Wednesday, April 21, 2010

Australian Government refuses to implement a Human Rights Act

The Australian Government finally issued its Human Rights Framework today after considering a consultation committee report for over six months and ending a process that started in December 2008. The Government is calling it a “framework” because it has gone against the recommendation of the national human rights consultation panel to introduce a new human rights act. McClelland said a human rights framework (pdf version) is more appropriate than legislation. "The Government believes that the enhancement of human rights should be done in a way that as far as possible unites rather than divides our community, and the framework is designed to achieve that outcome," he said.

The head of the consultation panel, Jesuit priest and law professor Frank Brennan, was disappointed with the decision. He said he doubted if politicians will be sufficient faithful to framework obligations without judicial oversight. The Australian Human Rights Commission also criticised the Government’s response saying while it includes important steps to improve the understanding of human rights in Australia, it had missed the opportunity to create an adequate national system of protection. “The Government has missed the opportunity to provide comprehensive human rights protection for everyone in Australia through adopting a national Human Rights Act,” President of the Australian Human Rights Commission Cathy Branson said. Branson urged the Government to revisit the question of the Act as part of its 2014 review of the Framework.

According to The Australian, the reason McClelland refused to include a Human Rights Act was because of a rebellion within his own party. It said this was one of two contentious issues (introducing rules for judges that would have required them to interpret legislation in a way they believe is in accordance with human rights was the other) but did not reveal who in the party room was against these measures or why they opposed them.

Opposition spokesperson for legal affairs George Brandis called it a “humiliation” for McClelland. He said the Rudd Government wasted more than $2 million in promoting an idea which never had community support and only appealed to “a self-regarding elite of legal academics and activist judges.” Brandis said The Opposition has always opposed the bill of rights as “a dangerous and foolish idea”, which would have diminished parliament’s authority of Parliament and politicised the judiciary. “It would have been a Trojan horse to impose a left-wing social agenda on Australians without democratic legitimacy,” Brandis claimed.

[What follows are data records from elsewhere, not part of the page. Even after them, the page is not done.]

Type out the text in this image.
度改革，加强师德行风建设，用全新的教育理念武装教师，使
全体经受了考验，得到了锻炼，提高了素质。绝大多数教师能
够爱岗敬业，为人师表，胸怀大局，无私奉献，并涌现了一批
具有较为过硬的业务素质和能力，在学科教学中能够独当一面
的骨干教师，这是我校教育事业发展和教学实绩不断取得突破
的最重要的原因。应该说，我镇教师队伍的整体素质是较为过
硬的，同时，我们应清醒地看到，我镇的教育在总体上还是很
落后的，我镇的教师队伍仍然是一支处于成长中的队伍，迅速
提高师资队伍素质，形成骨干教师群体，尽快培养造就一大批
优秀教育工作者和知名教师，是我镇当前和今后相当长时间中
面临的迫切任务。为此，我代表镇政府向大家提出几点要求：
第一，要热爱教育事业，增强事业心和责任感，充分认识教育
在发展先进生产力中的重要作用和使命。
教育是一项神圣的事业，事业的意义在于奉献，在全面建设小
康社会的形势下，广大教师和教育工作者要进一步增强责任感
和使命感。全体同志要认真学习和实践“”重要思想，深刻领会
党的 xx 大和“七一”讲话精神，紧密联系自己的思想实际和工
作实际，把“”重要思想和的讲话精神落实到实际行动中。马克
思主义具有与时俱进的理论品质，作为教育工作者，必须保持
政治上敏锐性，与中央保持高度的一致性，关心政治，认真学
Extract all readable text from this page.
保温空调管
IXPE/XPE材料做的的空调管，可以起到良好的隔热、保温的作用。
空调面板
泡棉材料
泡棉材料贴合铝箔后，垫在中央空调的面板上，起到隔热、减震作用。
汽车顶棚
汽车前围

According to McClelland’s media release the framework is based on five key principles. These are: a commitment to human rights obligations; the importance of human rights education; enhancing domestic and international engagement on human rights issues; improving human rights protections, including greater parliamentary scrutiny; and achieving greater respect for human rights principles within the community. McClelland said the Government would spend $12m on education initiatives and would establish a new Parliamentary Joint Committee on Human Rights to scrutinise legislation for compliance with international human rights obligations.

In the blogosphere, reaction to the announcement was mostly scathing. Classical Liberal Andrew Norton agreed with the decision not to include a charter but said it would have focussed attention on which freedoms deserved to achieve semi-constitutional status and which were matters of ordinary political debate. Instead, he said, human rights would become subject to undemocratic treaties. Guy Beres said McClelland’s assertion an Act would be divisive is risible given how divisive the lack of one is. Kim at Larvatus Prodeo agrees with Beres and said the Act had been squibbed by the ALP’s “authoritarian streak, which seems particularly prominent in New South Wales.”

In the end this was political compromise of an ugly kind. While most Labor MPs were philosophically in favour of such an Act (especially knowing how its lack contributed to some of the worst excesses of the Howard administration), no one in Rudd's kitchen cabinet was prepared to die in the trenches of marginal seats for it in an election year. In the end, it has been replaced by feel-good phrases, a rubber-stamp committee and an education campaign that has “failure” written all over it. Taxpayers can consider themselves lucky that just $12m will be wasted on it. We will have to wait until the 2014 review of a likely third-term Labor Government before something better is offered.

2 comments:

MEWriter said...

Good post Derek. I went to one of the consultations. Didn't look like a bunch of "self-regarding elite of legal academics and activist judges" who filled the room that day.